CREEPER STORY #1: So as I'm sitting at the table filling out the tests and workbook, a very drunk 50+ year old man stumbles over and grabs the book with all the answers in it away. He then decides he needs to quiz me. (Dear God) He sits at the table and good 6" from me and starts asking me the questions I've already copied into my book. So every time I read the answer correctly he starts yelling things like "She's got it!" "She's the best waitress here!" "Where's your manager? I'm gonna recommend you!" Drawing excessive amounts of attention to me (which I despise). The manager even walked by and the creeper called his name and he just waved him off. At other restaurants and places I've worked at, this situation would have a manager next to me in 2 minutes resolving the issue. I am not used to this sort of thing being acceptable. So then the creeper decides I need a shoulder massage to get me ready for the test or something. (Ew ew ew ew) I look up and see the manager is eying him from behind the bar, which actually did make me feel better knowing he was ready if he needed to be. The drunk creeper eventually got distracted by these big Hulk Punching Gloves (the kind that make Hulk noises when you hit things... oh and they are Hooters Orange!). He started hitting people at any table he walked by. The manager came over later and asked if I was mad or scared. I just told him I was annoyed and that man was a douchebag. (which he was).

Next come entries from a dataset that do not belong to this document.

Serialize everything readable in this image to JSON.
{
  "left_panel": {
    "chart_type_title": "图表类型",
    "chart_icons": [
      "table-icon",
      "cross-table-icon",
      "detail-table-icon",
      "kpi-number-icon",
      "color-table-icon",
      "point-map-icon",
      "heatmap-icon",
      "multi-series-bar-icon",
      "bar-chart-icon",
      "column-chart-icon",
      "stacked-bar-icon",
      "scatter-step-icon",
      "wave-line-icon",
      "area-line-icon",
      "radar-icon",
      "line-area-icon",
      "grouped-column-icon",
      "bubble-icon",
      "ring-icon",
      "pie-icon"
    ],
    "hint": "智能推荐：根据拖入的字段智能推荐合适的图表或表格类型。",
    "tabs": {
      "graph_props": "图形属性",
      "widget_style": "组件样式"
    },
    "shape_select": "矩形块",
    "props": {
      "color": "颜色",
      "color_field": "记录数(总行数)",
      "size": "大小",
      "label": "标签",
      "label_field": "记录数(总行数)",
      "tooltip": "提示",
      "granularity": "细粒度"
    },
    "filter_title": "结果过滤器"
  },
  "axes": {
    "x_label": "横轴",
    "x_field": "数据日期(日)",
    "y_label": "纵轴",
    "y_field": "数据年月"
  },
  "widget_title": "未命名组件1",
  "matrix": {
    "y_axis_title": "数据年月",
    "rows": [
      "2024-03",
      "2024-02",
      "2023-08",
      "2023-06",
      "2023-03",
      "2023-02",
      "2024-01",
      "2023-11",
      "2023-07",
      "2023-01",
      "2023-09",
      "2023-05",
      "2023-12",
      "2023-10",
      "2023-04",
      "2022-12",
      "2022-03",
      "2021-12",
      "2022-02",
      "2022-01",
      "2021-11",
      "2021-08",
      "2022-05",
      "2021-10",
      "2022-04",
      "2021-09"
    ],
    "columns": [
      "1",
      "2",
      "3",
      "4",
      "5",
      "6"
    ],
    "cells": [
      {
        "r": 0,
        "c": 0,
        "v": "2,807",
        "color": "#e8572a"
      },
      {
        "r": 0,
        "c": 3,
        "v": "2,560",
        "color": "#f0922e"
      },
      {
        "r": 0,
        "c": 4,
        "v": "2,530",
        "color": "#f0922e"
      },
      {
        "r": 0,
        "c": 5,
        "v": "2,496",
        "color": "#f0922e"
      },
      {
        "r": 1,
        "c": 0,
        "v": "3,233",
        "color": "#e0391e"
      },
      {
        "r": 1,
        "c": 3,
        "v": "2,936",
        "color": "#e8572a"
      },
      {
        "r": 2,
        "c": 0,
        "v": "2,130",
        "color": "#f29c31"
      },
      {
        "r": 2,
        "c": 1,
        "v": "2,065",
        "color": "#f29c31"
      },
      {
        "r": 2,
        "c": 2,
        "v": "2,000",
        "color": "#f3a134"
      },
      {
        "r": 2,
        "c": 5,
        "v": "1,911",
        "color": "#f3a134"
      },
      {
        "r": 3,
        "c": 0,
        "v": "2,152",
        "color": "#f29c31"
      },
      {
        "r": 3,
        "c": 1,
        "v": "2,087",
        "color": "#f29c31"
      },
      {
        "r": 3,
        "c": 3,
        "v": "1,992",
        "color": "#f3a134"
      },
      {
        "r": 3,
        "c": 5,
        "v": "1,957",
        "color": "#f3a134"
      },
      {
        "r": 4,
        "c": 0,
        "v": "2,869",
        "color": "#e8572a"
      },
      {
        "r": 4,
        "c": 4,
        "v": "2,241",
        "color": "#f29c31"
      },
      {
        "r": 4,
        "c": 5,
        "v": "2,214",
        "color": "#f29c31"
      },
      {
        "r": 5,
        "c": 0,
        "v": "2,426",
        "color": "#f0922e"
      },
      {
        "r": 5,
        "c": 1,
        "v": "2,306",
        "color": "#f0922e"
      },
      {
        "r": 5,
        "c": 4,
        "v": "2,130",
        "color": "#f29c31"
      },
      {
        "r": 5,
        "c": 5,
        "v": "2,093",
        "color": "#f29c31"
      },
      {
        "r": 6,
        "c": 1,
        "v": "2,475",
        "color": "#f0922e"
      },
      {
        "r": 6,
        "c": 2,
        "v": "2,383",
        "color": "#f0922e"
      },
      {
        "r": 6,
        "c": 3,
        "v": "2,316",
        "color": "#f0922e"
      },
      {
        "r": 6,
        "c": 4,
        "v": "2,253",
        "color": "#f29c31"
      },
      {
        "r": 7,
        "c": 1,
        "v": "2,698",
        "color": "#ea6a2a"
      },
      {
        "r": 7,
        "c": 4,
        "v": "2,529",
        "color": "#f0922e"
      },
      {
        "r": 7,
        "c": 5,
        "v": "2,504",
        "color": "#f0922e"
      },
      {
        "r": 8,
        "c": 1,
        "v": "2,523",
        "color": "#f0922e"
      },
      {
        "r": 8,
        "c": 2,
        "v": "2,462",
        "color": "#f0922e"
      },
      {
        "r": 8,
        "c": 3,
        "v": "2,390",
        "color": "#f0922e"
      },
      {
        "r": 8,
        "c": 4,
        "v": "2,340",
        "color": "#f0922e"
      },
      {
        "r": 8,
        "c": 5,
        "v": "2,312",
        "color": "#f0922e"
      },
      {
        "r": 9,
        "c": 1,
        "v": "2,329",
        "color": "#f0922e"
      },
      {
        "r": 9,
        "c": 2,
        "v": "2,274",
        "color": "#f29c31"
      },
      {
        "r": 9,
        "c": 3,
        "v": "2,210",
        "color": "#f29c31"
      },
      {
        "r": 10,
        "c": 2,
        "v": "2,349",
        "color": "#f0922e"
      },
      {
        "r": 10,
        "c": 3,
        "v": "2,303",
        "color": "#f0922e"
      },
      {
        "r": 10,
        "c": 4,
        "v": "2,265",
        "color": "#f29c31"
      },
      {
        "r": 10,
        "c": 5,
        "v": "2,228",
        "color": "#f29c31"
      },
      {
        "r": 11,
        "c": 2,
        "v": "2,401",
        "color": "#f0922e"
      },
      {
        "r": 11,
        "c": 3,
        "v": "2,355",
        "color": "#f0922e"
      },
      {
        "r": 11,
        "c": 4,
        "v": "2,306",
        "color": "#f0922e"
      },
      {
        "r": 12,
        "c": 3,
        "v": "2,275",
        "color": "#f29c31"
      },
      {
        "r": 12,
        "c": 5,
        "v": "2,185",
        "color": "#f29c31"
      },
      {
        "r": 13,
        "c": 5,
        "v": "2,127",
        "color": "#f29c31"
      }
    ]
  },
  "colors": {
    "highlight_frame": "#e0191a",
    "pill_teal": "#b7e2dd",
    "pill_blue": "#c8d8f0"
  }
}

The shift drug on later than the other days before he finally cut R and me. This shift I wanted another Grilled Cheese. Apparently the rule is when you are training you have to try a meal from every category on the list and I couldn't have that category anymore. R tried to explain that I was a vegetarian but the manager just told me to get a salad. I was WAY to hungry for a salad and R had to eat whatever category I chose from. So I ordered a Philly sandwich with no meat. It was actually good and everyone was happy. And while I was eating it, a girl (who wasn't even working that night) came over and sat and talked with me the whole time. It was so nice to meet a human. (I actually love R cuz I think she is hilarious, but I don't think the feeling is mutual.)

I finally got dressed, got escorted to my car, and went home knowing I had the weekend off and it was wonderful. (starting to dread days 4 and 5).

5 comments:

  1. "Drawing excessive amounts of attention to me (which I despise)."

    You're quote confuses me - if you don't like excessive amounts of attention drawn to you why would you work at Hooters?

    I honestly thought that was the whole point of the uniforms and the chatty, friendly service - that corp. wants the servers to be noticed - right?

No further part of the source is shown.